Indústria alerta que redução da jornada pode aumentar preços de máquinas em 6,2%

Indústria alerta que redução da jornada pode aumentar preços de máquinas em 6,2%

A proposta de redução da jornada de trabalho sem um correspondente aumento de produtividade pode resultar em um aumento de 6,2% nos preços ao consumidor, conforme estimativa da Abimaq (Associação Brasileira da Indústria de Máquinas e Equipamentos) e do Sindimaq (Sindicato Nacional da Indústria de Máquinas). O cálculo foi divulgado na última sexta-feira (28 de agosto de 2026).

A análise considera uma diminuição de 9% no tempo disponível para a produção e os custos adicionais necessários para manter o mesmo nível de fabricação. Para mais detalhes, a íntegra está disponível em PDF.

A discussão ocorre em meio a debates sobre a jornada de trabalho no Brasil, onde a maioria do setor opera com uma carga de 44 horas semanais. A análise das entidades parte do princípio de que, se uma fábrica reduz suas horas de operação, mas precisa manter a mesma produção, terá que compensar essa perda de tempo com maior produtividade, horas extras ou contratação de novos funcionários.

Se não houver ganhos de eficiência, a Abimaq e o Sindimaq afirmam que uma redução de 9% no tempo produtivo exigiria:

  • 11% mais horas extras;
  • 7,7% mais funcionários.

Além disso, a introdução de dois descansos semanais remunerados poderia aumentar em 9% os gastos com a folha de pagamento.

Esses fatores combinados resultariam, segundo as entidades, em um aumento médio de 6,2% nos preços ao consumidor final, refletindo uma estimativa específica para o setor de máquinas e equipamentos, e não uma projeção oficial para a inflação do país.

Impactos nos custos de produção

O impacto se dá porque uma parte dos custos de operação de uma fábrica não diminui proporcionalmente à jornada de trabalho. Despesas fixas, como aluguel, manutenção de máquinas e outras, permanecem constantes, mesmo com a redução das horas trabalhadas.

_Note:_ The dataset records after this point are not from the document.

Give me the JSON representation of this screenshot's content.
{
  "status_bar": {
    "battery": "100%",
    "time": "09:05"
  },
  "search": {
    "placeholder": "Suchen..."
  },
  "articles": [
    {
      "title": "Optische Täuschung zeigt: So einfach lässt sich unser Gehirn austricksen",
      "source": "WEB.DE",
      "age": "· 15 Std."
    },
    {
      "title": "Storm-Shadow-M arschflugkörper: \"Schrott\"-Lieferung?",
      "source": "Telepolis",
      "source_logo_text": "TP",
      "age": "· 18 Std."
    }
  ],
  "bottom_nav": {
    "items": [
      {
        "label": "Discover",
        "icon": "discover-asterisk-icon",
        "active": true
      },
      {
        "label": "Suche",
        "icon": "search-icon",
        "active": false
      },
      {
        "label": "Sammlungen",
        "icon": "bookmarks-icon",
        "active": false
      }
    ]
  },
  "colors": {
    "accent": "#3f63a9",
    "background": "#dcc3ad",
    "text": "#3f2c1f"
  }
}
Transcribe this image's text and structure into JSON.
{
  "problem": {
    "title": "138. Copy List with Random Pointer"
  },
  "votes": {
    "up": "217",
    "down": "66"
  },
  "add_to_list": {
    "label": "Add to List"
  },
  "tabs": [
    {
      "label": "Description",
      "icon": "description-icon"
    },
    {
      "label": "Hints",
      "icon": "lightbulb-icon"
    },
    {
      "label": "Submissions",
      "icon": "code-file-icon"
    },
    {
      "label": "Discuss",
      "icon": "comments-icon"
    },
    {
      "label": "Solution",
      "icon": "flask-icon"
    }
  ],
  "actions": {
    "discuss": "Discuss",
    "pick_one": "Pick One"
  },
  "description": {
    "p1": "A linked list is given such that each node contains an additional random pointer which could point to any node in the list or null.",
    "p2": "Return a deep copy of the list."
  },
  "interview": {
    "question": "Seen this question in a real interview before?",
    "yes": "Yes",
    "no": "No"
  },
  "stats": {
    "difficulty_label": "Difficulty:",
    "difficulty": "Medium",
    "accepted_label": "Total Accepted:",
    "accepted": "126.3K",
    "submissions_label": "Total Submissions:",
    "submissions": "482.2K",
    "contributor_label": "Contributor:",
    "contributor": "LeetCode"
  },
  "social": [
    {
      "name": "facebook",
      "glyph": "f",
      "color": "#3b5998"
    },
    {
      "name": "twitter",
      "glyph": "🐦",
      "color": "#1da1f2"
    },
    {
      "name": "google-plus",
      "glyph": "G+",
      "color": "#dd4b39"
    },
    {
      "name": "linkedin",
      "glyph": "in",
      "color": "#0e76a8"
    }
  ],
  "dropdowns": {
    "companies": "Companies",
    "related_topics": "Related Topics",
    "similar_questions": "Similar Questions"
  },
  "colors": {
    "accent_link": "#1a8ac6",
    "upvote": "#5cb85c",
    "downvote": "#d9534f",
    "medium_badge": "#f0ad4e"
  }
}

Se a produção também cair, os custos fixos são distribuídos entre uma quantidade menor de produtos, elevando o custo médio por unidade. Isso pode resultar em margens de lucro reduzidas para as empresas ou um repasse desses custos ao consumidor final.

Para mitigar esse efeito, a alternativa é aumentar a produção em cada hora trabalhada. Quanto maior a eficiência produtiva, menor será o impacto de uma redução da jornada sobre o custo de cada item produzido.

Desafios da competitividade

A Abimaq e o Sindimaq relacionam a discussão sobre a jornada de trabalho ao chamado Custo Brasil, que abrange uma série de custos e ineficiências que impactam a produção nacional, incluindo questões tributárias, burocráticas e logísticas.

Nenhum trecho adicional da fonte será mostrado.